Le Toying est l’acte de sabotage d’œuvre qui ternit le travail des graffeurs. Il nourrit les préjugés de cet art et décrédibilise. Plusieurs arrondissements tels que Hochelaga-Maisonneuve et Ville-Marie décaissent d’importants montants pour nettoyer le vandalisme sur les propriétés privées. C’est ce qui a inspiré dans les dernières années, un enduit anti-graffitis. Le solvant appliqué permet de conserver l’œuvre officielle vandalisée. Néanmoins, ces produits modifient le rendement des couleurs, donc peu d’artistes l’utilisent pour protéger leur travail. Toutefois, certains ignorent que dans les contrats de murales financées, on retrouve la clause d’entretien. Celle-ci oblige les fresquistes à repeindre à l’identique la zone taguée. Finalement, allouer des espaces dédiés uniquement aux tagueurs pour qu’ils puissent s’exprimer, tout en respectant la loi, est une stratégie pour lutter contre le toying.
En somme, les graffitis sont de l’art urbain valide qui, malgré sa présence depuis plusieurs années dans nos rues, reste controversé. Sous leur coup de pinceau et d’aérosol se cachent la crédibilité artistique, des codes puis une communauté qui lutte contre le toying de leurs œuvres. Entre deux cônes orange, à travers ta vitre d’auto ou gambadant dans une ruelle verdoyante, observe les murales, les tags ou les fresques.
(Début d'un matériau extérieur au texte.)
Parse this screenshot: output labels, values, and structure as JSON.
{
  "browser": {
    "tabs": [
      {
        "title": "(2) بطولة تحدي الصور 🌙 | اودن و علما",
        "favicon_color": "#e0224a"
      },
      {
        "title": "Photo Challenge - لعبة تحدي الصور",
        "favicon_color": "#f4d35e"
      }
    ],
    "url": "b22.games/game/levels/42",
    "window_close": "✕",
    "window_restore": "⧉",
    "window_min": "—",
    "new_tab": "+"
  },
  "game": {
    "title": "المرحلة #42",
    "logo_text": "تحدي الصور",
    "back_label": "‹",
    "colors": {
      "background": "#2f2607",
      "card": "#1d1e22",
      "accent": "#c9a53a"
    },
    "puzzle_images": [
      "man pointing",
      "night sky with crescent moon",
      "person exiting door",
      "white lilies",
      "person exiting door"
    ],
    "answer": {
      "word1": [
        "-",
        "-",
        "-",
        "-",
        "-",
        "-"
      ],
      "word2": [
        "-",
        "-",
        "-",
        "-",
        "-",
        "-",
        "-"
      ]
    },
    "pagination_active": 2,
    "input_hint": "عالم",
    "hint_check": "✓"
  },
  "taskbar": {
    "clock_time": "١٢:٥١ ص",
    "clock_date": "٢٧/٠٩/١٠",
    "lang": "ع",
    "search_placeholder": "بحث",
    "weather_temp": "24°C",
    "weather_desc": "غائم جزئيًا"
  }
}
Saisis toute la beauté, la vie et l’histoire qui en dégage, car le graffiti ne se limite pas à la dégradation, il émerge de l’émotion, de la révolution et de l’émancipation.
Bannissons le vandalisme du lexique, clamons que Montréal authentique exhibe son canevas unique, là où le graffiti restera ancré dans le paysage montréalais telle une mosaïque.